Catequesis
del Papa Juan Pablo II
durante la Audiencia General
del miércoles 2 de abril de 2003

Cántico al Dios vencedor y salvador

1. Dentro del libro que lleva el nombre del profeta Isaías los estudiosos han descubierto la presencia de diversas voces, puestas todas bajo el patronato del gran profeta que vivió en el siglo VIII a. C. Es el caso del vigoroso himno de alegría y de victoria que se acaba de proclamar como parte de la liturgia de Laudes de la cuarta semana. Los exegetas lo atribuyen al "segundo Isaías", un profeta que vivió en el siglo VI a. C  en el tiempo del regreso de los hebreos del exilio de Babilonia. El himno comienza con una invitación a "cantar al Señor un cántico nuevo" (cf. Is 42, 10), precisamente como sucede en otros salmos (cf. Sal 95, 1   y 97, 1).

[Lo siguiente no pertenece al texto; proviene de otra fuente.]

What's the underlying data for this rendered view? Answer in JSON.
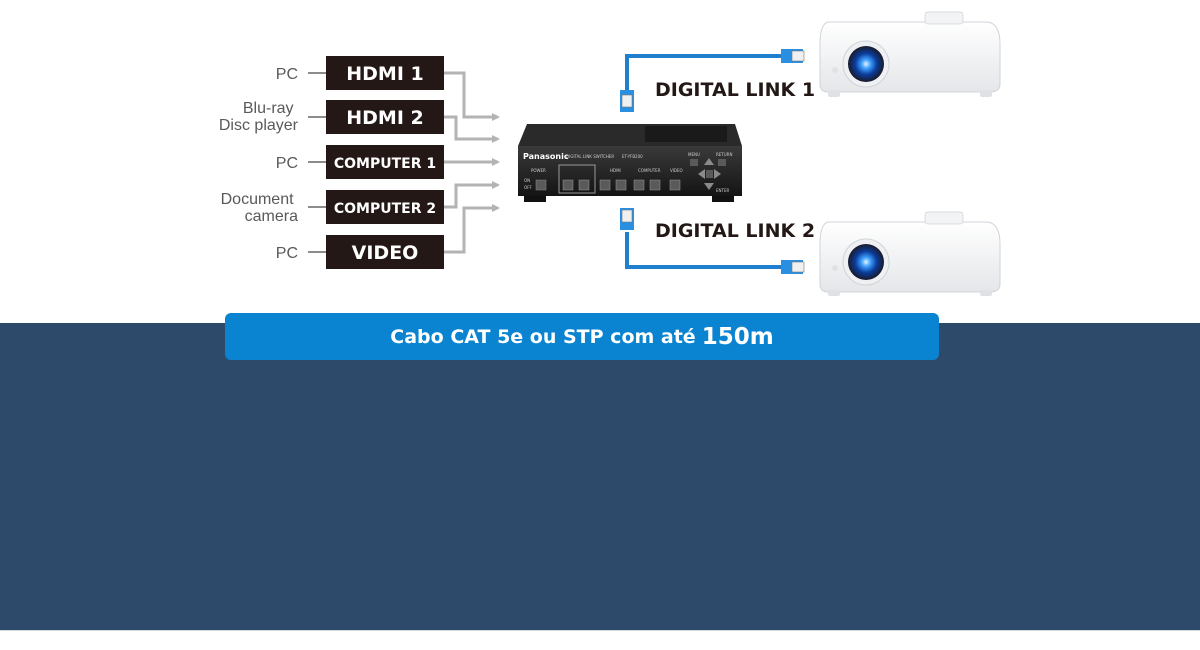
{
  "sources": [
    {
      "label": "PC",
      "input": "HDMI 1"
    },
    {
      "label": "Blu-ray\nDisc player",
      "input": "HDMI 2"
    },
    {
      "label": "PC",
      "input": "COMPUTER 1"
    },
    {
      "label": "Document\ncamera",
      "input": "COMPUTER 2"
    },
    {
      "label": "PC",
      "input": "VIDEO"
    }
  ],
  "switcher": {
    "brand": "Panasonic",
    "model_text": "DIGITAL LINK SWITCHER",
    "model_id": "ET-YFB200",
    "power_label": "POWER",
    "on_label": "ON",
    "off_label": "OFF",
    "hdmi_label": "HDMI",
    "computer_label": "COMPUTER",
    "video_label": "VIDEO",
    "menu_label": "MENU",
    "return_label": "RETURN",
    "enter_label": "ENTER"
  },
  "outputs": [
    {
      "label": "DIGITAL LINK 1"
    },
    {
      "label": "DIGITAL LINK 2"
    }
  ],
  "caption": {
    "text": "Cabo CAT 5e ou STP com até",
    "emphasis": "150m"
  },
  "colors": {
    "box_fill": "#231815",
    "arrow": "#b3b3b3",
    "cable": "#1f7fcf",
    "caption_bg": "#0a84d0",
    "panel_bg": "#2e4a6b"
  }
}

La "novedad" del cántico a que invita el profeta consiste ciertamente en que se abre el horizonte de la libertad, como cambio radical en la historia de un pueblo que ha experimentado la opresión y la permanencia en tierra extranjera (cf. Sal 136).

2. A menudo, la "novedad" en la Biblia tiene el aspecto de una realidad perfecta y definitiva. Es casi el signo de que comienza una era de plenitud salvífica que sella la convulsa historia de la humanidad. El cántico de Isaías presenta esta alta tonalidad, que se adapta muy bien a la oración cristiana.

La invitación a elevar al Señor un "cántico nuevo" se dirige al mundo en su totalidad, que incluye la tierra, el mar, las islas, los desiertos y las ciudades (cf. Is 42, 10-12). Todo el espacio se ve involucrado hasta sus últimos confines horizontales, que abarcan también lo desconocido, y con su dimensión vertical, que, partiendo de la llanura desértica, donde se encuentran las tribus nómadas de Cadar (cf. Is 21, 16-17), sube hasta los montes. Allá arriba se puede situar la ciudad de Sela, que muchos identifican con Petra, en el territorio de los edomitas, una ciudad construida entre los picos rocosos.

A todos los habitantes de la tierra se les invita a formar un inmenso coro para aclamar al Señor con júbilo y darle gloria.

3. Después de la solemne invitación al canto (cf. vv. 10-12), el profeta introduce en escena al Señor, representado como el Dios del Éxodo, que liberó a su pueblo de la esclavitud egipcia: "El Señor sale como un héroe, (...) como un guerrero" (v. 13). Siembra el terror entre sus adversarios, que oprimen a los demás y cometen injusticia.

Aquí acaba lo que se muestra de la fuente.